De cette séance comme de celles qui l'ont précédée, que reste-t-il donc? La ridicule déposition de Michel Gointre, qui soupçonne la Reine d'avoir fondé une fabrique de faux assignats à Passy, ou l'absurde question d'Herman, qui lui demande si elle n'a pas conçu le projet de réunir la Lorraine à l'Autriche. Mais d'allégations sérieuses, pas une seule; de pièces authentiques, pas une seule; de bases pour l'œuvre monstrueuse de l'accusateur public, pas une seule. «La Reine, a dit éloquemment un de ses historiens, ne consentit à se justifier que pour justifier les autres et, dans ces longs débats, pas une parole ne lui échappa qui pût mettre un dévouement en péril ou la conscience des juges en repos [1648].»
La liste des témoins est épuisée; les angoisses de l'interrogatoire sont finies. Le président demande à l'accusée si elle n'a rien à ajouter à sa défense.
«Hier,» répond-elle simplement, devançant le jugement de l'histoire, «hier je ne connaissais pas les témoins; j'ignorais ce qu'ils allaient déposer contre moi. Eh bien! personne n'a articulé contre moi un fait positif. Je finis en observant que je n'étais que la femme de Louis XVI, et qu'il fallait bien que je me conformasse à ses volontés.»
Herman déclare les débats terminés et Fouquier-Tinville prend la parole. On n'attend pas de nous que nous analysions ce long réquisitoire, qui n'est que la reproduction de l'acte d'accusation, que l'on connaît. Il y a un point, cependant, sur lequel Fouquier n'ose pas revenir: c'est la déposition d'Hébert.

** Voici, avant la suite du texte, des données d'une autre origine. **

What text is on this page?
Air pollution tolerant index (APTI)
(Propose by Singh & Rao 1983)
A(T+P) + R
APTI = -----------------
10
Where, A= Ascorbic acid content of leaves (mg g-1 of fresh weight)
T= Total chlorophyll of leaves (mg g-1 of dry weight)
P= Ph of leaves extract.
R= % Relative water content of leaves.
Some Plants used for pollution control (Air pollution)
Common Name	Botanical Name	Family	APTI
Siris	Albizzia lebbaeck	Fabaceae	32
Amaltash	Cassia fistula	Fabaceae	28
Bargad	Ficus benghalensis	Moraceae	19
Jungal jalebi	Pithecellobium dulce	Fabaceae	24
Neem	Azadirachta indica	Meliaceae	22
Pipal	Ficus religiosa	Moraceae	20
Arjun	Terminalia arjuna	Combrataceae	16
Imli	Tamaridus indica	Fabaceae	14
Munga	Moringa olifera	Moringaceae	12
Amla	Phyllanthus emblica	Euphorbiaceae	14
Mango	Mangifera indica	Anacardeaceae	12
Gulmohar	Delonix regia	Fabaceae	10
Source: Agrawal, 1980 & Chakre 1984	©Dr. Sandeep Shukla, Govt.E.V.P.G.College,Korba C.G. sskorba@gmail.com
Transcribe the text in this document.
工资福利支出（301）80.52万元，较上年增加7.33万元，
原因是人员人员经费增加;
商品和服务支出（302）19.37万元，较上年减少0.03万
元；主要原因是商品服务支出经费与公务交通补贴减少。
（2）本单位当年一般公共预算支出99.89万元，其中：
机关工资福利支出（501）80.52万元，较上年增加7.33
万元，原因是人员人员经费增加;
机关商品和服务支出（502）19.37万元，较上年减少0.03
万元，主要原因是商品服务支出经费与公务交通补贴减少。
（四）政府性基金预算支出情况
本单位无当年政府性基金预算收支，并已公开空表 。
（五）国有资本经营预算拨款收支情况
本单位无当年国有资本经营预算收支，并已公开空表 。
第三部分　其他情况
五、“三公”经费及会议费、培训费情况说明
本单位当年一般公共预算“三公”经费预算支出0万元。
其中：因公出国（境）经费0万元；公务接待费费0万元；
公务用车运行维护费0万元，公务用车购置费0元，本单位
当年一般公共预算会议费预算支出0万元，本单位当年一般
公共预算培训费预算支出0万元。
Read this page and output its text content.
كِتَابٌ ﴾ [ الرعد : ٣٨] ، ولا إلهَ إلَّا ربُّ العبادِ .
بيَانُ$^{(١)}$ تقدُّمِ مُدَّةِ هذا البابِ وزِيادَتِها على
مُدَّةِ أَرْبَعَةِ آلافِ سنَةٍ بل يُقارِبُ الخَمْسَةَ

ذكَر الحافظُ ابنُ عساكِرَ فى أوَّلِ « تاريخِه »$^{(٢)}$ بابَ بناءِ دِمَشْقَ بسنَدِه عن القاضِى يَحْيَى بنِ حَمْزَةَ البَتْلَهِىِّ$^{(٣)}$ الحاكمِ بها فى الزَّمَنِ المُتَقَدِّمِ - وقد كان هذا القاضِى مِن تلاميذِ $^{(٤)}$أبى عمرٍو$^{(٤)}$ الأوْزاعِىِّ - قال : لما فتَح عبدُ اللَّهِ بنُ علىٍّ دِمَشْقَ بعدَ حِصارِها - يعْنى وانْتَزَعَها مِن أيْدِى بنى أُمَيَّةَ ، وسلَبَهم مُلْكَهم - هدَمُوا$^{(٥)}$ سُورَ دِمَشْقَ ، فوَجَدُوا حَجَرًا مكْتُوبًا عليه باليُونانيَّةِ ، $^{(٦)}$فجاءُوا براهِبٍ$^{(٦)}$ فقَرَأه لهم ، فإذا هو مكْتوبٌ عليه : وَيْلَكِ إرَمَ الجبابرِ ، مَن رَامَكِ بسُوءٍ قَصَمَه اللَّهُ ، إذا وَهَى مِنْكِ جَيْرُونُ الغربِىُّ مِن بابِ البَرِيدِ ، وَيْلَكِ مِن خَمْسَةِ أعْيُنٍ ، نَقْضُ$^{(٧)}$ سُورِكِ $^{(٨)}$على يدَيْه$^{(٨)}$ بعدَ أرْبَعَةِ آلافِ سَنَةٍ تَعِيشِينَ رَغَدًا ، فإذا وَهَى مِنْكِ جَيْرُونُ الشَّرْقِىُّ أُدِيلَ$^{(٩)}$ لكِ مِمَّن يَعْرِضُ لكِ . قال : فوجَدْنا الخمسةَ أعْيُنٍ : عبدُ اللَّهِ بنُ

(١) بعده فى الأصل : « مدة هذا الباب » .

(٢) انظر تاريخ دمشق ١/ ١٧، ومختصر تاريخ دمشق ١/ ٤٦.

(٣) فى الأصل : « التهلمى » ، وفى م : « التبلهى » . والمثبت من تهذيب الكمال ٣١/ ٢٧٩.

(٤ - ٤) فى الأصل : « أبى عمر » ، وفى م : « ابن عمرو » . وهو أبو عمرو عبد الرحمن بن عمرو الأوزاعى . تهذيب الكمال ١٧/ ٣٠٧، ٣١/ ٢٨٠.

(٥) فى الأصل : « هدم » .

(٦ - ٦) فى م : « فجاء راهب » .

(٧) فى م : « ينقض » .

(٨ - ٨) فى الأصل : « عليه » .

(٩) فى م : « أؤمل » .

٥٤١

Les défenseurs se lèvent. A minuit, le président les a prévenus que les débats allaient être clos, et qu'ils avaient un quart d'heure pour se préparer. Chauveau-Lagarde parle le premier; il s'est chargé de répondre à l'accusation d'intelligence avec les ennemis de l'extérieur, tandis que son collègue défendra fendra la Reine contre l'accusation d'intelligence avec les ennemis de l'intérieur. «Je ne suis dans cette affaire, dit-il, embarrassé que d'une seule chose, ce n'est pas de trouver des réponses, c'est de trouver des objections [1649].» Et les deux avocats, «avec autant de zèle que d'éloquence», dit le Bulletin du Tribunal révolutionnaire, réduisent à néant l'échafaudage laborieusement élevé par Fouquier.
«Comme vous devez être fatigué, Monsieur Chauveau-Lagarde,» murmure la Reine à l'oreille de son défenseur, «je suis bien sensible à toutes vos peines [1650].» Ces mots sont entendus, et, séance tenante, sous les yeux même de leur auguste cliente, Chauveau-Lagarde et Tronçon-Ducoudray sont arrêtés.
Herman résume les débats, ou plutôt il prononce un nouveau et violent réquisitoire, destiné à montrer aux jurés quelle est la besogne que l'on attend d'eux. «C'est le peuple français, dit-il, qui accuse Marie-Antoinette,» et, retraçant en quelques mots haineux la vie publique de l'accusée, rappelant les événements politiques qui se sont succédé depuis cinq années, évoquant «les mânes de nos frères égorgés par suite des machinations infernales de cette moderne Médicis», il pose les quatre questions suivantes:
«1o Est-il constant qu'il ait existé des manœuvres et intelligences avec les Puissances étrangères et ennemis extérieurs de la République, lesdites manœuvres et intelligences tendant à leur fournir des secours en argent, à leur donner l'entrée du territoire français et à y faciliter les progrès de leurs armes?
«2o Marie-Antoinette d'Autriche, veuve de Louis Capet, est-elle convaincue d'avoir coopéré à ces manœuvres et d'avoir eu ces intelligences?
«3o Est-il constant qu'il a existé un complot et conspiration tendant à allumer la guerre civile dans l'intérieur de la République, en armant les citoyens les uns contre les autres?